Les destructions sont innombrables et les « dommages collatéraux » sont loin d’être aussi marginaux que ne le laisse croire Israël. Pour « gagner cinq ans de tranquillité », c’est l’ensemble de la population qui a été visée. Ainsi, selon Lynn Hastings, qui n’est pas non plus une représentante du Hamas mais responsable de l’OCHA pour les Territoires occupés, « de nombreuses infrastructures qui jouaient auparavant un rôle clé de fournisseurs de services de base ont été détruits ou sérieusement endommagés, dont un laboratoire de tests contre le Covid-19. Des stations d’épuration ont été endommagées, ce qui fait peser une menace sanitaire. Le seul centre de santé du Nord de la bande de Gaza – qui faisait un excellent travail de vaccination – a été endommagé, au point où il n’est plus accessible à la population, et ce alors que nous traversons une pandémie à échelle globale. (…) La sécurité alimentaire est remise en question [en raison de la destruction de stocks de semences. J’ai également pu visiter plusieurs écoles endommagées, ce qui complique ultérieurement l’accès des enfants à l’éducation, déjà rendue très difficile par les interruptions dues au Covid ». La liste des infrastructures détruites ou semi-détruites est en effet longue : les bombes n’ont pas épargné 53 écoles, six hôpitaux, onze centre de santé. La moitié du réseau d’eau potable de la bande est à l’arrêt en raison des raids, ce qui privé d’accès à l’eau 800.000 Gazaouis. Il en va de même pour le réseau électrique.

Bombes à retardement

Mais le calvaire des Gazaouis ne s’arrête pas là. Alors que des corps se trouvaient encore sous les décombres ce week-end, plus de 300 bombes non explosées jonchent la Bande, selon Mahmoud Salah, responsable de la police locale.
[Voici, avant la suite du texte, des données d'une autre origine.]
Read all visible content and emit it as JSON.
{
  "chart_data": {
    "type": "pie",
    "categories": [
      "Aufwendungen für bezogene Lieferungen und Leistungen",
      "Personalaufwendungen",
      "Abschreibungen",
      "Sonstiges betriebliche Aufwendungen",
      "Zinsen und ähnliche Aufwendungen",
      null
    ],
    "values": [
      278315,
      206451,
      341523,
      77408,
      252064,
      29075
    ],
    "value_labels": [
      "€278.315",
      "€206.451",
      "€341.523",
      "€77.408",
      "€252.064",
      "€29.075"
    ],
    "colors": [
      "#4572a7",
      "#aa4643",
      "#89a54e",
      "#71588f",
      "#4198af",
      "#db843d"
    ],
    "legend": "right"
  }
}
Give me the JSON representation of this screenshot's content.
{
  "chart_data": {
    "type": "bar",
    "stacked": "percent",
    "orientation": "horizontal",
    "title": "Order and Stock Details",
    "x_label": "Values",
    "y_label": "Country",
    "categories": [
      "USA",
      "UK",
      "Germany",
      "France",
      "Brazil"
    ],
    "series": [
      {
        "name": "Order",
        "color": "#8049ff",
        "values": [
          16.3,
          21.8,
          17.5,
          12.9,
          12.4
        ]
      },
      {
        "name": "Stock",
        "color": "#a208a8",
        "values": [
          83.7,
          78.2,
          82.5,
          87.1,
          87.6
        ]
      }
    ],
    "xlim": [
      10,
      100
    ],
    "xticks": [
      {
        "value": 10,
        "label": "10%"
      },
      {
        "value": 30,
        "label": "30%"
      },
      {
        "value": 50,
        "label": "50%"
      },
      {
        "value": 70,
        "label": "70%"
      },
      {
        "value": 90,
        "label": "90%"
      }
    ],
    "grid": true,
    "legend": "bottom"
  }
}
A nouveau, Israël accuse le chef de la police, lié au Hamas, de mensonge. Schmall, de son côté, fait état d’au moins une école de l’UNRWA où deux engins explosifs non désamorcés se trouvaient encore, ce dimanche. Compte tenu de la quantité de bombes larguées par l’aviation israélienne, le chiffre de 300 engins non explosés évoqué par Salah est sans doute très proche de la réalité.

Mais la véritable bombe à retardement, pour l’Etat d’Israël, cette fois-ci, se trouve du côté du sentiment national palestinien, chauffé à blanc, des Arabes israéliens, traités comme des citoyens de second zone et qui se sont soulevés en nombre, au cours des dernières semaines, mais également du côté de la minorité de gauche de radicale, en Israël, trop peu nombreuse, certes, qui comprend bien que la politique expansionniste, militariste et raciste de son Etat mène les populations droit dans le mur. Les hauts-gradés israéliens et Netanyahu auront beau dire qu’ils ont gagné « cinq ans de tranquillité », la résistance au sionisme n’a pas dit son dernier mot et les crimes et destructions de l’armée sioniste n’auront fait que renforcer un peu plus sa détermination.